Using a hacking tool I found on the internet – I used a dictionary attack to gain access to the computer, which I very quickly came across the password “ANIMAL” for the swapped computer and then used personal information I found on the computer to trace down the owner – who I contacted and we FedEx’ed each other our computers.
Now keep in mind the same hacking tools that I as a programmer have access to are one and the same tools that thieves who might steal a computer from you at Starbuck’s will use to get access to your machine and personal data.
And with that, they can start out with information gleaned from social media to obtain hints and ideas about your password, perhaps the name of a loved one, a birth date, or a favorite place of yours.
If that doesn’t work, they can move on to basic dictionary attacks
Moving back to my story though.
Frustrated, My father and mother had a discussion behind a closed bedroom door. At least that’s what my young mind thought was going on….
And that evening, I found the last code I had didn’t work.
I tried, quickly a few patterns, which didn’t work as well, and over the next few days I exhausted all patterns I could think of.
I was stumped, but not defeated.
I knew that the number of possibilities of possible codes they entered was 10,000. or more specifically – the range was “0000” to “9999”.
So over the course of a two weeks as my brother kept a lookout – I started with “0000”, the “0001”, then “0002”, and so on… Every time I stopped, I wrote the last number I tried in a book, and started again at the next number the next day.
That’s when I discovered the code. “1518”
Thankfully, the number wasn’t too high. But I had diligently put in one thousand five hundred and eighteen different variations before coming across the winning combination.
My mom discovered what I had accomplished that day as she caught us watching yet another rated “R” movie.
Frustrated, she threw down the gauntlet.
“Dammit, Brian, I don’t want you watching that without us. Please stop doing that!” she scolded.
This is what’s known as a BRUTE FORCE attack. Where every possible combination of numbers and letters (and special characters) are strung together to figure out what you created for a password.
Given a long enough time or computing power, ANY password can be brute force cracked. Here’s an example of how this would work with Amazon leveraging Amazon’s rules for passwords:
So what a hacker looks at are the rules here. Doing a brute force attack, we know that there are 26 letters in the English alphabet, and with Amazon – the password is case sensitive bringing the total numbers of letters up to 52. Add in special characters, 33 in total, and numbers, 10, that makes for 95 different possible characters in every position of the password.
Here’s a list of those special characters:
So if one were to brute force an Amazon password, one would start with ‘aaaaaaaa’ and cycle through every character, up to and including special characters in a fashion that looks like this: ‘aaaaaaa?’, ‘aaaaaaa@’, ‘aaaaaaa[‘, and so on, eventually exhausting every combination of the 95 characters in an 8 digit string of characters which is Amazon’s MINIMUM.

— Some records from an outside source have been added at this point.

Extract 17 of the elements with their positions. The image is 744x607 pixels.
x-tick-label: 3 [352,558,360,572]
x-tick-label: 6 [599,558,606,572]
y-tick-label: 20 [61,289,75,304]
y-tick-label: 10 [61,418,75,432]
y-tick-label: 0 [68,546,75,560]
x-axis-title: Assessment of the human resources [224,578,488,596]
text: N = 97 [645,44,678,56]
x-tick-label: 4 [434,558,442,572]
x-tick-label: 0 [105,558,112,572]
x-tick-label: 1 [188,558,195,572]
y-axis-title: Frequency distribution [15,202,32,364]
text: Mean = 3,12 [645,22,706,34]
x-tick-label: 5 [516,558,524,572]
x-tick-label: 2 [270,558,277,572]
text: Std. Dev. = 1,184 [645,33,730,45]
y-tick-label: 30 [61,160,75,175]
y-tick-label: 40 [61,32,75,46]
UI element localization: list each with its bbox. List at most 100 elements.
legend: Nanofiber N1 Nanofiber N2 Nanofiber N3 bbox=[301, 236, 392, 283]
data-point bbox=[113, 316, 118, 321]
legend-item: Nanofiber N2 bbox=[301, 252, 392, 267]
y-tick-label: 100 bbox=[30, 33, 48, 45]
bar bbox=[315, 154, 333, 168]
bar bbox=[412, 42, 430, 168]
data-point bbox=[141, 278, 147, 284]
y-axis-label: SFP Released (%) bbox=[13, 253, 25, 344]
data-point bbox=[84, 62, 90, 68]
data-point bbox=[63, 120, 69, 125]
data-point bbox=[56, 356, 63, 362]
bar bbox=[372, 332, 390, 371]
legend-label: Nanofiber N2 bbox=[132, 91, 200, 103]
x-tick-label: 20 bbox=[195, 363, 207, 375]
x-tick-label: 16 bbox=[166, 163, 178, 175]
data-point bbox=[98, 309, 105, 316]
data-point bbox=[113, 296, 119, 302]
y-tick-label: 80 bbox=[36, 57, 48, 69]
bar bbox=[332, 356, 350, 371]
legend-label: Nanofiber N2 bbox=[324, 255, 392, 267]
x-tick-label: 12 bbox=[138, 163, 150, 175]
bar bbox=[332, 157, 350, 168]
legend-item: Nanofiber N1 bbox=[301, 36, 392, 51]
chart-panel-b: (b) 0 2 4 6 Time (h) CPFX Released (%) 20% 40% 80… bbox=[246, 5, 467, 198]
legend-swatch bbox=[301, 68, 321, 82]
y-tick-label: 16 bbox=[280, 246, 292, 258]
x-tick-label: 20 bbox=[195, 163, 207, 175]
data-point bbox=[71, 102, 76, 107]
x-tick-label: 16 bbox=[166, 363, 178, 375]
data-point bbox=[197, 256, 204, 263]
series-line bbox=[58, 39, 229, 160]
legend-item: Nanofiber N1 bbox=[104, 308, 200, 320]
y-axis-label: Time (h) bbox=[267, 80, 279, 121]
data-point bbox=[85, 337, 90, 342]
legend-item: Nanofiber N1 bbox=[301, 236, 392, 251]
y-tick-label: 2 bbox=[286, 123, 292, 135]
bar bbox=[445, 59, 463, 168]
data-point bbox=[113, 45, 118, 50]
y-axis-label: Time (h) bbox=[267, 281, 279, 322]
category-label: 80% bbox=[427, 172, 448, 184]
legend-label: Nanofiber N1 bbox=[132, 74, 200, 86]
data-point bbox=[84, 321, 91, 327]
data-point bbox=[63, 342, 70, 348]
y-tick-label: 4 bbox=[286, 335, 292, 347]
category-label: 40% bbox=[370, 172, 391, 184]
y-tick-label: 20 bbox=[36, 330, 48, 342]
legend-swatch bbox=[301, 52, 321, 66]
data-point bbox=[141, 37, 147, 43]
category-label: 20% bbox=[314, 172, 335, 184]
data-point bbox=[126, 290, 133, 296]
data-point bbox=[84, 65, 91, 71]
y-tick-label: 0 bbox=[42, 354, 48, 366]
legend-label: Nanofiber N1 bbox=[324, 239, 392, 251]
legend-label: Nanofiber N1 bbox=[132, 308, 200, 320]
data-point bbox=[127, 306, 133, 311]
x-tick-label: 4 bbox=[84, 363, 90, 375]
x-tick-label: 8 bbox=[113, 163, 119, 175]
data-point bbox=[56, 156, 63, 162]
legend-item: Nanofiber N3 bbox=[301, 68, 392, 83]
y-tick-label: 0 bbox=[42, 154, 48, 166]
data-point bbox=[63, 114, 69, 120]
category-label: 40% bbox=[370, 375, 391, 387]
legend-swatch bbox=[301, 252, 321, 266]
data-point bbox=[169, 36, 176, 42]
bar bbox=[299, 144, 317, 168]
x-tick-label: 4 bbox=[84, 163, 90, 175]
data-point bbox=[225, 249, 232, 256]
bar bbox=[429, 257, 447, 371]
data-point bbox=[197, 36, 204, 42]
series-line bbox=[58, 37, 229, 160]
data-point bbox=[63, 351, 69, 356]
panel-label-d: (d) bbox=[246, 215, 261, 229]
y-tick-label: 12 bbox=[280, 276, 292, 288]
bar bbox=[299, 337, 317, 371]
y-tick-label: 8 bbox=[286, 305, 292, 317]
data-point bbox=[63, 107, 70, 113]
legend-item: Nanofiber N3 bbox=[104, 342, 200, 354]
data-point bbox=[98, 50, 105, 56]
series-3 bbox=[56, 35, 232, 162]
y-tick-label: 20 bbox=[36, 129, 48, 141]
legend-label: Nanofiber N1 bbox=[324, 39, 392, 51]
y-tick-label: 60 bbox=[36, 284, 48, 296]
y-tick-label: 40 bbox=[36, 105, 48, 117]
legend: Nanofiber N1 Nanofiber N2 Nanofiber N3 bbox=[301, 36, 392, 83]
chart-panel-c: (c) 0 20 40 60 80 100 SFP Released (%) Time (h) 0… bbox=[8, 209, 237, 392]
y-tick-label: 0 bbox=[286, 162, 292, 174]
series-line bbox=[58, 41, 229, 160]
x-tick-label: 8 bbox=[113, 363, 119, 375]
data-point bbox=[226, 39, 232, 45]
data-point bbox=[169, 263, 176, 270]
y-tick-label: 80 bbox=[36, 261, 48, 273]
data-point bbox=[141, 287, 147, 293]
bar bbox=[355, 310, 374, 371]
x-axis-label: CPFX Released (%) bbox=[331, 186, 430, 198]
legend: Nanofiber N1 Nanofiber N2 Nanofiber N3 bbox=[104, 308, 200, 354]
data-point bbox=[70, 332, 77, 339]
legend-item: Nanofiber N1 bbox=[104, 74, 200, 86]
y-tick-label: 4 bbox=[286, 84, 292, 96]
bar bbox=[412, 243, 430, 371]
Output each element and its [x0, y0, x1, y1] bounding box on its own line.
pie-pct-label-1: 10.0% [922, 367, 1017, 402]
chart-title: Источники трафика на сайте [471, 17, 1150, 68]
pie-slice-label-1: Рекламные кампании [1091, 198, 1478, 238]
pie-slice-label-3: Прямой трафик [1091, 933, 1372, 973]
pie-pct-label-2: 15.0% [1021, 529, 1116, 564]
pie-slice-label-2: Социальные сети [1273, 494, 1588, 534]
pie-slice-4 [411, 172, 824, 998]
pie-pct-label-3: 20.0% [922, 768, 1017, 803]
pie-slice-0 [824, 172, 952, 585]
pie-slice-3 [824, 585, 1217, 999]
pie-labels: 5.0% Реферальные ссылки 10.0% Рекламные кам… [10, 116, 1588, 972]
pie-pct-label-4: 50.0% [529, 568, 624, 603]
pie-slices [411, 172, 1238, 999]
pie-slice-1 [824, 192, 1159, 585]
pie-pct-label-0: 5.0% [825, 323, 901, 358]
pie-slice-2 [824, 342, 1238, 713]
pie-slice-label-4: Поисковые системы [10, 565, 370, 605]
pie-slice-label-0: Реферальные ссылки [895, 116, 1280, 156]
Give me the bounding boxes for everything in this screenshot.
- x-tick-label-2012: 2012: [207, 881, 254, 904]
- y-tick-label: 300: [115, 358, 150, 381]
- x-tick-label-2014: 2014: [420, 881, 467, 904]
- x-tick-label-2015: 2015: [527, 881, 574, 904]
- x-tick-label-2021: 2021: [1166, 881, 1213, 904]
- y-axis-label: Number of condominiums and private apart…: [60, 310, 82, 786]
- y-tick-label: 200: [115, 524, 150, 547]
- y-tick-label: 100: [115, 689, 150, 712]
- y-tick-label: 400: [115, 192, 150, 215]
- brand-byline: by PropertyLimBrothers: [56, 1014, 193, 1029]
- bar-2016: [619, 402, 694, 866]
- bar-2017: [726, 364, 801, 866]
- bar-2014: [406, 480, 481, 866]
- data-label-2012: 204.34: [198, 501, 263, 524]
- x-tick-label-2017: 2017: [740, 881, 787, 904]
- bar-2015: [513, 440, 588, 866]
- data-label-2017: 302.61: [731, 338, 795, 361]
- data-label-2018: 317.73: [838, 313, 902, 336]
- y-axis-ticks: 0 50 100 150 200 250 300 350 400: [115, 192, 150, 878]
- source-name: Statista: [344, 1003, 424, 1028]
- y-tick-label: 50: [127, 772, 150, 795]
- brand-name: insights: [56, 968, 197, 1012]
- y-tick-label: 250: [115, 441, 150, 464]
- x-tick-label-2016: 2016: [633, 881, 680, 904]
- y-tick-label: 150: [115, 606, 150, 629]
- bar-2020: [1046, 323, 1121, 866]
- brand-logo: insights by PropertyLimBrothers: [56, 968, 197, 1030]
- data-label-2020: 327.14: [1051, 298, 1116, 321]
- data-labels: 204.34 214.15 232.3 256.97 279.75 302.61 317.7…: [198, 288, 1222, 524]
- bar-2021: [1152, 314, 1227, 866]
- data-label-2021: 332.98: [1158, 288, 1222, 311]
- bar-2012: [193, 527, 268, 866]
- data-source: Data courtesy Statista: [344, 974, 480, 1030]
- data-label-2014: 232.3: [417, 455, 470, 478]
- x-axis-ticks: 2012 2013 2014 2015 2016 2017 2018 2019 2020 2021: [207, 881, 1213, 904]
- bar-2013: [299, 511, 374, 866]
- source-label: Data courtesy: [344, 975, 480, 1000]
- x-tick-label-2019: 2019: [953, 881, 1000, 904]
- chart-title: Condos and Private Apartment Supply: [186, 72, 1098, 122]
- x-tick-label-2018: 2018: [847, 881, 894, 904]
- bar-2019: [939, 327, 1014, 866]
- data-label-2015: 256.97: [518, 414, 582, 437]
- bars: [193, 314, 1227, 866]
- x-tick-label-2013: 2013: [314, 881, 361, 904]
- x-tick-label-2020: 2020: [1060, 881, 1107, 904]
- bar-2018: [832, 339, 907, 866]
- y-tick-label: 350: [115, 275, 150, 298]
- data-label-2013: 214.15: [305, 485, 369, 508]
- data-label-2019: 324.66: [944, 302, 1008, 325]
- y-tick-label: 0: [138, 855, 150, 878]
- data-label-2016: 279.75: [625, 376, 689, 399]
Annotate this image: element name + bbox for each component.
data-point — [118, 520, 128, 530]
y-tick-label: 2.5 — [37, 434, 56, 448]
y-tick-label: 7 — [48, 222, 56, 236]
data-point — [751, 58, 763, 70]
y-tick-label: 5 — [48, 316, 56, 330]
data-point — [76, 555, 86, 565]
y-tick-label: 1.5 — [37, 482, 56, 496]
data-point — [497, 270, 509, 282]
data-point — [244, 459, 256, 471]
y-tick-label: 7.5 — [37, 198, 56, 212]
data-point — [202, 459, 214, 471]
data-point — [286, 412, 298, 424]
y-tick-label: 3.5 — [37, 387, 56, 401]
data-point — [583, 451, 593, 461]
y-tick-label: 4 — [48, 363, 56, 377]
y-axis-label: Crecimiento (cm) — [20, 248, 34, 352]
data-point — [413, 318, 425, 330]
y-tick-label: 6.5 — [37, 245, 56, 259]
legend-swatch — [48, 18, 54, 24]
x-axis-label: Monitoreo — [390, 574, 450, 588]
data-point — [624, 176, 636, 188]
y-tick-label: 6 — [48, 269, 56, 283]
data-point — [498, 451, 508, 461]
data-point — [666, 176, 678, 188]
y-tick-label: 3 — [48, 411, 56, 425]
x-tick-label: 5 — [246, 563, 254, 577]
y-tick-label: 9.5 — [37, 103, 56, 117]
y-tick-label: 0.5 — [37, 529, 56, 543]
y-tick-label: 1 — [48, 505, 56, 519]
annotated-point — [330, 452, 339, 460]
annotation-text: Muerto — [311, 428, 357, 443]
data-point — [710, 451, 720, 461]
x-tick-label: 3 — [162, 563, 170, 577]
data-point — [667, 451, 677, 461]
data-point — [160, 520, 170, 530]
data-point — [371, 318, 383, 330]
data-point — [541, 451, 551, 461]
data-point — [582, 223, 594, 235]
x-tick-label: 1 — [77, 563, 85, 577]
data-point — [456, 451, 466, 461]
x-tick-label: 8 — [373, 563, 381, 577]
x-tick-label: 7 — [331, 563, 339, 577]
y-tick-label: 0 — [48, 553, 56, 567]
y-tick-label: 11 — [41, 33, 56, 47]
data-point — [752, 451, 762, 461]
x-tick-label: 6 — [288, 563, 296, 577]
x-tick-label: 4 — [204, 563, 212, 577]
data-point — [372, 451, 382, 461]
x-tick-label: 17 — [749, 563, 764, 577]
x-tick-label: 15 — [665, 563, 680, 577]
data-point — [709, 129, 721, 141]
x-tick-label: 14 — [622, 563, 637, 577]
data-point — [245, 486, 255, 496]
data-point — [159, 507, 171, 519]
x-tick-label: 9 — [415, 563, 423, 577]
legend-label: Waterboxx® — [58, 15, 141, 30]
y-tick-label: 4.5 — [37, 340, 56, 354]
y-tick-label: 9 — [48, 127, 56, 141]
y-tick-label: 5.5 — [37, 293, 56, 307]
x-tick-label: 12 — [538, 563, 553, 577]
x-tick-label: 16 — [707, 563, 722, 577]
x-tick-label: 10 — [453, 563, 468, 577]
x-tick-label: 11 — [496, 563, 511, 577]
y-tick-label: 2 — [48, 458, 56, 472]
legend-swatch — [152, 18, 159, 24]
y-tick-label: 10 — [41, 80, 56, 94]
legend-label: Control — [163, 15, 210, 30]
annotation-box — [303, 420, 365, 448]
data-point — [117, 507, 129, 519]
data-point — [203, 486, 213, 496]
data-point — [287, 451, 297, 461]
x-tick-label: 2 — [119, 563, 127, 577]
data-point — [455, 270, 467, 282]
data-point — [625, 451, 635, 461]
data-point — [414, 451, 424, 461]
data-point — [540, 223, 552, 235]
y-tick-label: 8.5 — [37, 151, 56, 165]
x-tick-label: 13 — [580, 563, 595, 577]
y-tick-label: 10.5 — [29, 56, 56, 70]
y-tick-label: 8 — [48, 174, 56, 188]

And if that didn’t work, then one would start over with 9 characters and repeat the entire thing, to 10 characters, to 11, and so on.
Over a long enough period of time, every password on Earth for every account, everywhere, could be figured out leveraging a brute force attack like this.
MANY companies have done a lot to prevent brute force attacks from happening.
Some will put a time lock on an account that has had too many failed attempts on it, which will lock the account for 15 minutes, an hour, a day – an arbitrary amount of time set by the administrator.
Some will lock the account entirely with too many failed attempts, requiring an email confirmation and sometimes voice authorization to reopen and other methods to reopen.